Ao todo, os investigadores cumprem seis mandados de busca e apreensão, uma medida cautelar de afastamento de agente público do cargo e ordens de sequestro de valores nas cidades de Salvador (BA), Riacho de Santana (BA), Wenceslau Guimarães (BA) e Arraial do Cabo (RJ). As medidas foram expedidas pelo Supremo Tribunal Federal (STF).
Os investigados respondem pelos crimes de organização criminosa, corrupção ativa e passiva, peculato, fraude em licitações e contratos administrativos, além de lavagem de dinheiro.
Sexta fase: deputado interceptado em 30 segundos
Na terça-feira (14/10), a PF deflagrou a sexta fase da Overclean, que teve como alvo o deputado federal Dal Barreto (União Brasil-BA). A coluna revelou com exclusividade que o parlamentar foi interceptado pela PF no Aeroporto Internacional de Salvador, em uma ação que durou menos de 30 segundos.
O deputado foi abordado logo após passar pelo raio-x, teve o celular apreendido e foi conduzido a uma sala reservada da PF no próprio terminal.
A ação foi discreta e técnica, passando despercebida pela maioria dos passageiros.
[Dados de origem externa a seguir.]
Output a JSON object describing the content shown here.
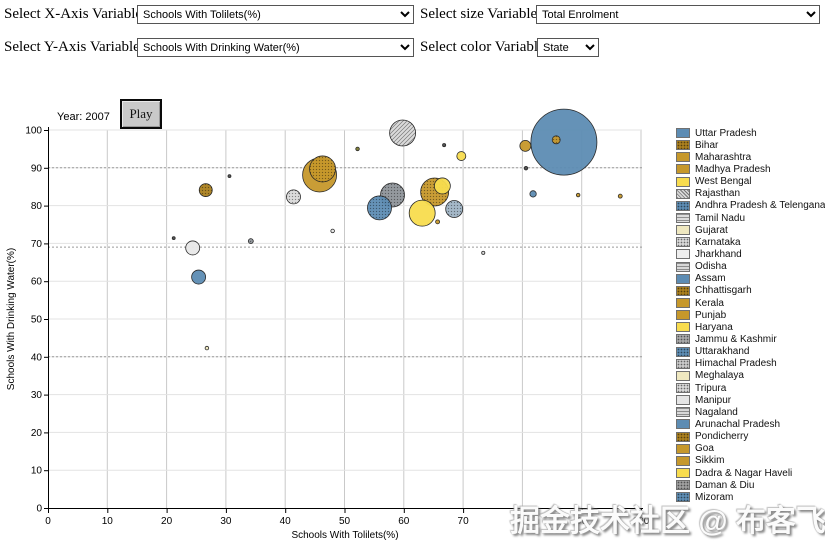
{
  "controls": {
    "x_axis": {
      "label": "Select X-Axis Variable",
      "value": "Schools With Tolilets(%)"
    },
    "y_axis": {
      "label": "Select Y-Axis Variable",
      "value": "Schools With Drinking Water(%)"
    },
    "size": {
      "label": "Select size Variable",
      "value": "Total Enrolment"
    },
    "color": {
      "label": "Select color Variable",
      "value": "State"
    }
  },
  "chart": {
    "year_label": "Year: 2007",
    "play_label": "Play"
  },
  "watermark": "掘金技术社区 @ 布客飞龙",
  "palette": {
    "blue": "#5D8CB3",
    "gold": "#C6982B",
    "darkgold": "#AA7F1E",
    "yellow": "#F8DC4E",
    "paleyellow": "#EFE8C0",
    "lightgray": "#E8E8E8",
    "gray": "#D9D9D9",
    "darkgray": "#8E9499",
    "bluegray": "#9FB3C4",
    "dark": "#4A4A4A",
    "olive": "#7A7A30"
  },
  "chart_data": {
    "type": "bubble",
    "title": "",
    "xlabel": "Schools With Tolilets(%)",
    "ylabel": "Schools With Drinking Water(%)",
    "xlim": [
      0,
      100
    ],
    "ylim": [
      0,
      100
    ],
    "x_ticks": [
      0,
      10,
      20,
      30,
      40,
      50,
      60,
      70,
      80,
      90,
      100
    ],
    "y_ticks": [
      0,
      10,
      20,
      30,
      40,
      50,
      60,
      70,
      80,
      90,
      100
    ],
    "dashed_y_lines": [
      90,
      69,
      40
    ],
    "grid": true,
    "legend_position": "right",
    "year": 2007,
    "size_encoding": "Total Enrolment",
    "color_encoding": "State",
    "bubbles": [
      {
        "x": 87.0,
        "y": 96.8,
        "r": 33,
        "color": "blue",
        "pattern": "solid"
      },
      {
        "x": 45.8,
        "y": 88.1,
        "r": 17,
        "color": "gold",
        "pattern": "solid"
      },
      {
        "x": 46.3,
        "y": 89.7,
        "r": 13,
        "color": "gold",
        "pattern": "dots"
      },
      {
        "x": 65.2,
        "y": 83.6,
        "r": 14,
        "color": "gold",
        "pattern": "dots"
      },
      {
        "x": 63.1,
        "y": 78.0,
        "r": 13,
        "color": "yellow",
        "pattern": "solid"
      },
      {
        "x": 59.8,
        "y": 99.2,
        "r": 13,
        "color": "gray",
        "pattern": "hatch"
      },
      {
        "x": 58.1,
        "y": 82.8,
        "r": 12,
        "color": "darkgray",
        "pattern": "dots"
      },
      {
        "x": 55.9,
        "y": 79.4,
        "r": 12,
        "color": "blue",
        "pattern": "dots"
      },
      {
        "x": 66.5,
        "y": 85.2,
        "r": 8,
        "color": "yellow",
        "pattern": "solid"
      },
      {
        "x": 68.5,
        "y": 79.1,
        "r": 8.5,
        "color": "bluegray",
        "pattern": "dots"
      },
      {
        "x": 41.4,
        "y": 82.3,
        "r": 7,
        "color": "gray",
        "pattern": "dots"
      },
      {
        "x": 24.4,
        "y": 68.8,
        "r": 7,
        "color": "lightgray",
        "pattern": "solid"
      },
      {
        "x": 25.4,
        "y": 61.1,
        "r": 7,
        "color": "blue",
        "pattern": "solid"
      },
      {
        "x": 26.6,
        "y": 84.1,
        "r": 6.5,
        "color": "darkgold",
        "pattern": "dots"
      },
      {
        "x": 80.5,
        "y": 95.8,
        "r": 5.5,
        "color": "gold",
        "pattern": "solid"
      },
      {
        "x": 69.7,
        "y": 93.1,
        "r": 4.5,
        "color": "yellow",
        "pattern": "solid"
      },
      {
        "x": 85.7,
        "y": 97.4,
        "r": 4,
        "color": "gold",
        "pattern": "dots"
      },
      {
        "x": 81.8,
        "y": 83.1,
        "r": 3.2,
        "color": "blue",
        "pattern": "solid"
      },
      {
        "x": 34.2,
        "y": 70.6,
        "r": 2.5,
        "color": "darkgray",
        "pattern": "dots"
      },
      {
        "x": 65.7,
        "y": 75.7,
        "r": 2,
        "color": "gold",
        "pattern": "solid"
      },
      {
        "x": 96.5,
        "y": 82.5,
        "r": 2,
        "color": "gold",
        "pattern": "solid"
      },
      {
        "x": 30.6,
        "y": 87.8,
        "r": 1.5,
        "color": "dark",
        "pattern": "solid"
      },
      {
        "x": 21.2,
        "y": 71.4,
        "r": 1.5,
        "color": "dark",
        "pattern": "solid"
      },
      {
        "x": 48.0,
        "y": 73.3,
        "r": 1.8,
        "color": "lightgray",
        "pattern": "solid"
      },
      {
        "x": 52.2,
        "y": 95.0,
        "r": 1.8,
        "color": "olive",
        "pattern": "solid"
      },
      {
        "x": 66.8,
        "y": 96.0,
        "r": 1.6,
        "color": "dark",
        "pattern": "solid"
      },
      {
        "x": 80.6,
        "y": 89.9,
        "r": 1.8,
        "color": "dark",
        "pattern": "solid"
      },
      {
        "x": 89.4,
        "y": 82.8,
        "r": 1.8,
        "color": "gold",
        "pattern": "solid"
      },
      {
        "x": 73.4,
        "y": 67.5,
        "r": 1.6,
        "color": "gray",
        "pattern": "solid"
      },
      {
        "x": 26.8,
        "y": 42.3,
        "r": 1.8,
        "color": "paleyellow",
        "pattern": "solid"
      }
    ]
  },
  "legend": {
    "items": [
      {
        "label": "Uttar Pradesh",
        "color": "#5D8CB3",
        "pattern": "solid"
      },
      {
        "label": "Bihar",
        "color": "#AA7F1E",
        "pattern": "dots"
      },
      {
        "label": "Maharashtra",
        "color": "#C6982B",
        "pattern": "solid"
      },
      {
        "label": "Madhya Pradesh",
        "color": "#C6982B",
        "pattern": "solid"
      },
      {
        "label": "West Bengal",
        "color": "#F8DC4E",
        "pattern": "solid"
      },
      {
        "label": "Rajasthan",
        "color": "#D9D9D9",
        "pattern": "hatch"
      },
      {
        "label": "Andhra Pradesh & Telengana",
        "color": "#5D8CB3",
        "pattern": "dots"
      },
      {
        "label": "Tamil Nadu",
        "color": "#DCDCDC",
        "pattern": "lines"
      },
      {
        "label": "Gujarat",
        "color": "#EFE8C0",
        "pattern": "solid"
      },
      {
        "label": "Karnataka",
        "color": "#D9D9D9",
        "pattern": "dots"
      },
      {
        "label": "Jharkhand",
        "color": "#EEEEEE",
        "pattern": "solid"
      },
      {
        "label": "Odisha",
        "color": "#D9D9D9",
        "pattern": "lines"
      },
      {
        "label": "Assam",
        "color": "#5D8CB3",
        "pattern": "solid"
      },
      {
        "label": "Chhattisgarh",
        "color": "#AA7F1E",
        "pattern": "dots"
      },
      {
        "label": "Kerala",
        "color": "#C6982B",
        "pattern": "solid"
      },
      {
        "label": "Punjab",
        "color": "#C6982B",
        "pattern": "solid"
      },
      {
        "label": "Haryana",
        "color": "#F8DC4E",
        "pattern": "solid"
      },
      {
        "label": "Jammu & Kashmir",
        "color": "#A9A9A9",
        "pattern": "dots"
      },
      {
        "label": "Uttarakhand",
        "color": "#5D8CB3",
        "pattern": "dots"
      },
      {
        "label": "Himachal Pradesh",
        "color": "#C9C9C9",
        "pattern": "dots"
      },
      {
        "label": "Meghalaya",
        "color": "#EFE8C0",
        "pattern": "solid"
      },
      {
        "label": "Tripura",
        "color": "#D9D9D9",
        "pattern": "dots"
      },
      {
        "label": "Manipur",
        "color": "#E5E5E5",
        "pattern": "solid"
      },
      {
        "label": "Nagaland",
        "color": "#D9D9D9",
        "pattern": "lines"
      },
      {
        "label": "Arunachal Pradesh",
        "color": "#5D8CB3",
        "pattern": "solid"
      },
      {
        "label": "Pondicherry",
        "color": "#AA7F1E",
        "pattern": "dots"
      },
      {
        "label": "Goa",
        "color": "#C6982B",
        "pattern": "solid"
      },
      {
        "label": "Sikkim",
        "color": "#C6982B",
        "pattern": "solid"
      },
      {
        "label": "Dadra & Nagar Haveli",
        "color": "#F8DC4E",
        "pattern": "solid"
      },
      {
        "label": "Daman & Diu",
        "color": "#9E9E9E",
        "pattern": "dots"
      },
      {
        "label": "Mizoram",
        "color": "#5D8CB3",
        "pattern": "dots"
      }
    ]
  }
}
Além do deputado, foram alvo da operação dois aliados políticos dele:
• Ubaldo Neto, que se apresenta como empresário e seria operador financeiro do parlamentar;
• Danilton Oliveira, também empresário, apontado como laranja e responsável por movimentar valores em nome do deputado.
Fraudes e desvios milionários
A Operação Overclean foi iniciada em dezembro de 2024 para apurar um esquema milionário de corrupção envolvendo recursos públicos destinados a municípios por meio de emendas parlamentares.
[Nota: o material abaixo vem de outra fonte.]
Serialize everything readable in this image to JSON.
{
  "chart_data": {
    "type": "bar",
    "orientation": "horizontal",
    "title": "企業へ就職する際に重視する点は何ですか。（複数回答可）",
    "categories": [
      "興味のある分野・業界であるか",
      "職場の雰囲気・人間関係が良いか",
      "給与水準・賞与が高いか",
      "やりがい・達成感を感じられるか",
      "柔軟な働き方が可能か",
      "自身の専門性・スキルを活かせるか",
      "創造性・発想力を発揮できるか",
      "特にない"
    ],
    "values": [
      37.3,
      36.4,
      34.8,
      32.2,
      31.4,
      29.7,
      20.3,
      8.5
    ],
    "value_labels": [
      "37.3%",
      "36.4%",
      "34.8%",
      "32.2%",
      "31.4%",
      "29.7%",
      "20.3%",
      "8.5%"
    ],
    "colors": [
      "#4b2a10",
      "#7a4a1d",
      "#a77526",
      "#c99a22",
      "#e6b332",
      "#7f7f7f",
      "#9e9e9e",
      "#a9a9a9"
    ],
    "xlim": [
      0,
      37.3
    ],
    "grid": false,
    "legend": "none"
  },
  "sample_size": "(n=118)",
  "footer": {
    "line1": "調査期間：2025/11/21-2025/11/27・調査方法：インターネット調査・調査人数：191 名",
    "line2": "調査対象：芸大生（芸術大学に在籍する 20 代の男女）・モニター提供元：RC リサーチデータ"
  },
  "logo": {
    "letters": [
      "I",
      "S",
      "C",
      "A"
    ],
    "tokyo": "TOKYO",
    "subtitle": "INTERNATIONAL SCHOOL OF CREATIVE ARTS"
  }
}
As investigações revelaram licitações direcionadas, contratos superfaturados e o uso de empresas de fachada para simular concorrência e dissimular a origem dos valores desviados.
Segundo a PF, as fraudes eram sistemáticas e contavam com núcleos político, empresarial e contábil, responsáveis por liberar verbas e operacionalizar a lavagem de dinheiro.
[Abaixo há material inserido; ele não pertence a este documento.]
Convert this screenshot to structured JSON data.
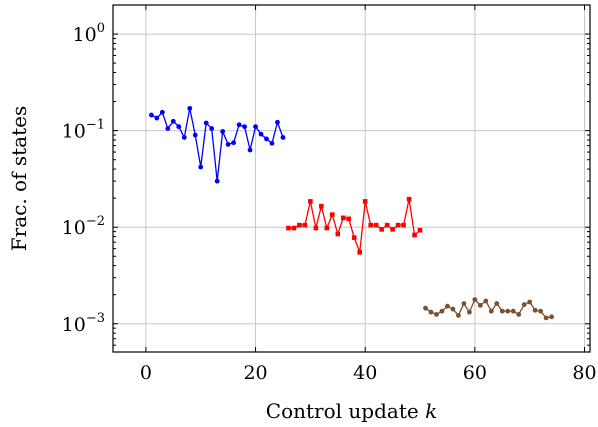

Desde a primeira fase, a Overclean identificou planilhas com mais de 100 nomes e codinomes ligados ao esquema. Entre os investigados estão empresários e políticos baianos, incluindo o empresário José Marcos de Moura, conhecido como “Rei do Lixo”, apontado como articulador político do grupo.
A operação é conduzida pela Polícia Federal, com apoio da Controladoria-Geral da União (CGU) e da Receita Federal, sob supervisão do Supremo Tribunal Federal. Os materiais apreendidos nesta sétima fase serão periciados para rastrear o fluxo financeiro dos contratos e identificar novos beneficiários.